Gross vs Microscopic Haematuria
Haematuria is the medical term for blood in urine. It occurs in two forms with different clinical implications:
Gross haematuria
Visible blood: urine appears pink, red, or brown. Even a small amount of blood (1ml in 1L of urine) can produce visible colour change. Always requires assessment. Multiple possible causes, most benign, but bladder cancer must be excluded in at-risk individuals.
Microscopic haematuria
Blood cells present but urine appears normal. Detected on dipstick or urine microscopy. Often found incidentally on routine testing. Requires assessment especially in at-risk groups. Less urgency than gross haematuria in isolation.
Common Causes of Blood in Urine
1. UTI (most common in women)
Bladder infection causes inflammation, and blood vessels in the bladder lining can bleed into the urine. Usually accompanied by burning, frequency, and urgency.
2. Kidney stones
Stones moving through the ureter scratch tissue and cause significant bleeding. Almost always accompanied by severe colicky flank pain. Stones can be silent until they move.
3. Benign prostatic hyperplasia (BPH) or prostatitis (men)
An enlarged prostate or inflamed prostate can cause blood in urine. Accompanied by urinary hesitancy, weak stream, frequency.
4. Glomerulonephritis
Kidney inflammation allowing blood cells to leak through.
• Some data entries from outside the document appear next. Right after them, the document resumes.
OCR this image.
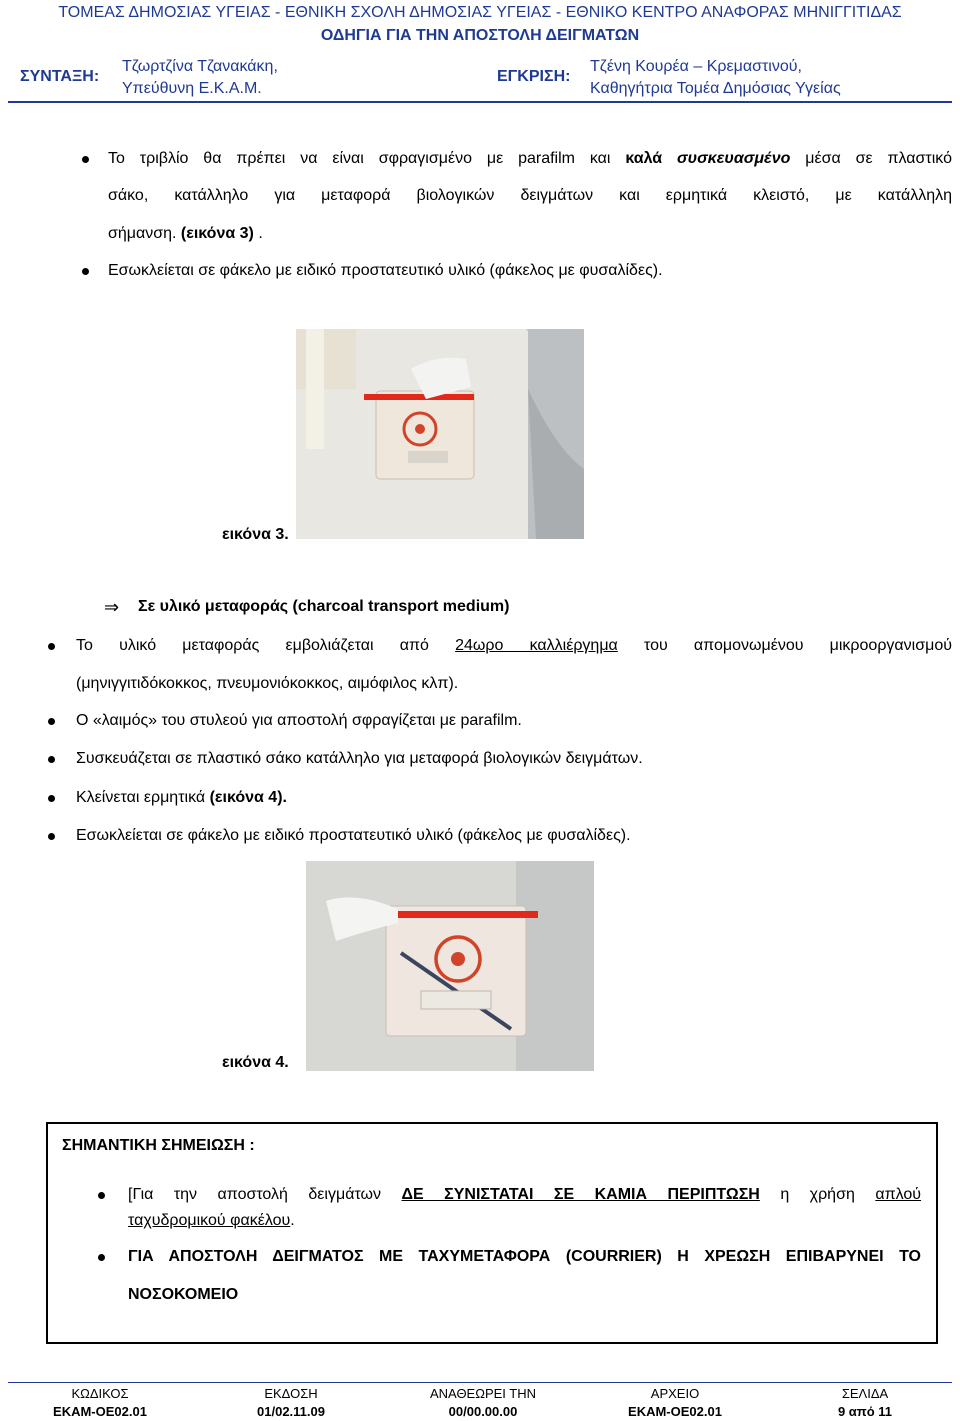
ΤΟΜΕΑΣ ΔΗΜΟΣΙΑΣ ΥΓΕΙΑΣ - ΕΘΝΙΚΗ ΣΧΟΛΗ ΔΗΜΟΣΙΑΣ ΥΓΕΙΑΣ - ΕΘΝΙΚΟ ΚΕΝΤΡΟ ΑΝΑΦΟΡΑΣ ΜΗΝΙΓΓΙΤΙΔΑΣ
ΟΔΗΓΙΑ ΓΙΑ ΤΗΝ ΑΠΟΣΤΟΛΗ ΔΕΙΓΜΑΤΩΝ
ΣΥΝΤΑΞΗ:
Τζωρτζίνα Τζανακάκη,
Υπεύθυνη Ε.Κ.Α.Μ.
ΕΓΚΡΙΣΗ:
Τζένη Κουρέα – Κρεμαστινού,
Καθηγήτρια Τομέα Δημόσιας Υγείας
Το τριβλίο θα πρέπει να είναι σφραγισμένο με parafilm και καλά συσκευασμένο μέσα σε πλαστικό
σάκο, κατάλληλο για μεταφορά βιολογικών δειγμάτων και ερμητικά κλειστό, με κατάλληλη
σήμανση. (εικόνα 3) .
Εσωκλείεται σε φάκελο με ειδικό προστατευτικό υλικό (φάκελος με φυσαλίδες).
εικόνα 3.
⇒ Σε υλικό μεταφοράς (charcoal transport medium)
Το υλικό μεταφοράς εμβολιάζεται από 24ωρο καλλιέργημα του απομονωμένου μικροοργανισμού
(μηνιγγιτιδόκοκκος, πνευμονιόκοκκος, αιμόφιλος κλπ).
Ο «λαιμός» του στυλεού για αποστολή σφραγίζεται με parafilm.
Συσκευάζεται σε πλαστικό σάκο κατάλληλο για μεταφορά βιολογικών δειγμάτων.
Κλείνεται ερμητικά (εικόνα 4).
Εσωκλείεται σε φάκελο με ειδικό προστατευτικό υλικό (φάκελος με φυσαλίδες).
εικόνα 4.
ΣΗΜΑΝΤΙΚΗ ΣΗΜΕΙΩΣΗ :
[Για την αποστολή δειγμάτων ΔΕ ΣΥΝΙΣΤΑΤΑΙ ΣΕ ΚΑΜΙΑ ΠΕΡΙΠΤΩΣΗ η χρήση απλού
ταχυδρομικού φακέλου.
ΓΙΑ ΑΠΟΣΤΟΛΗ ΔΕΙΓΜΑΤΟΣ ΜΕ ΤΑΧΥΜΕΤΑΦΟΡΑ (COURRIER) Η ΧΡΕΩΣΗ ΕΠΙΒΑΡΥΝΕΙ ΤΟ
ΝΟΣΟΚΟΜΕΙΟ
ΚΩΔΙΚΟΣ
ΕΚΑΜ-ΟΕ02.01
ΕΚΔΟΣΗ
01/02.11.09
ΑΝΑΘΕΩΡΕΙ ΤΗΝ
00/00.00.00
ΑΡΧΕΙΟ
ΕΚΑΜ-ΟΕ02.01
ΣΕΛΙΔΑ
9 από 11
Can follow a throat infection (post-streptococcal GN). Also causes protein loss, swelling, and high blood pressure.
5. Bladder cancer
Painless visible haematuria is the most common presenting symptom. More common in over-65s, men, smokers, and those with occupational exposure to aromatic amines. UK NICE guidelines specify urgent two-week referral for over-45s with unexplained visible haematuria.
6. Vigorous exercise (athletic haematuria)
Running-related impact trauma to the bladder walls can cause transient haematuria. Typically clears within 24-48 hours of rest. Persistent haematuria after exercise needs evaluation.
7. Anticoagulant medications
Warfarin, apixaban, and rivaroxaban at therapeutic or supra-therapeutic levels can cause haematuria. Requires dose check and clinical assessment.
Differentiating Blood from Beetroot and Menstruation
Two common false positives for haematuria:
- -Beeturia: Ate beetroot in the last 24 hours and urine turned pink or red? Stop eating beetroot and check again - if it clears within 48 hours, it was beeturia. A urine dipstick will be negative for red blood cells (beetroot pigment does not trigger the haem-detecting strip).
- -Menstrual contamination: Blood from menstruation can contaminate a urine sample, causing a positive dipstick and visible tint. Test mid-stream, or collect a sample outside of menstruation, for a clean result. If blood is visible at non-menstrual times, treat as haematuria.
When to Seek Care
Emergency: Blood plus severe flank pain; blood plus blood clots; blood plus severe vomiting or fever; blood after crush injury.
GP same day: Any visible blood not explained by beetroot/berries. UK over-45s: mention two-week urgent referral pathway.
Monitor: Pink urine after confirmed beetroot intake, no other symptoms - stop beetroot and recheck in 24-48 hours. If clears, was beeturia.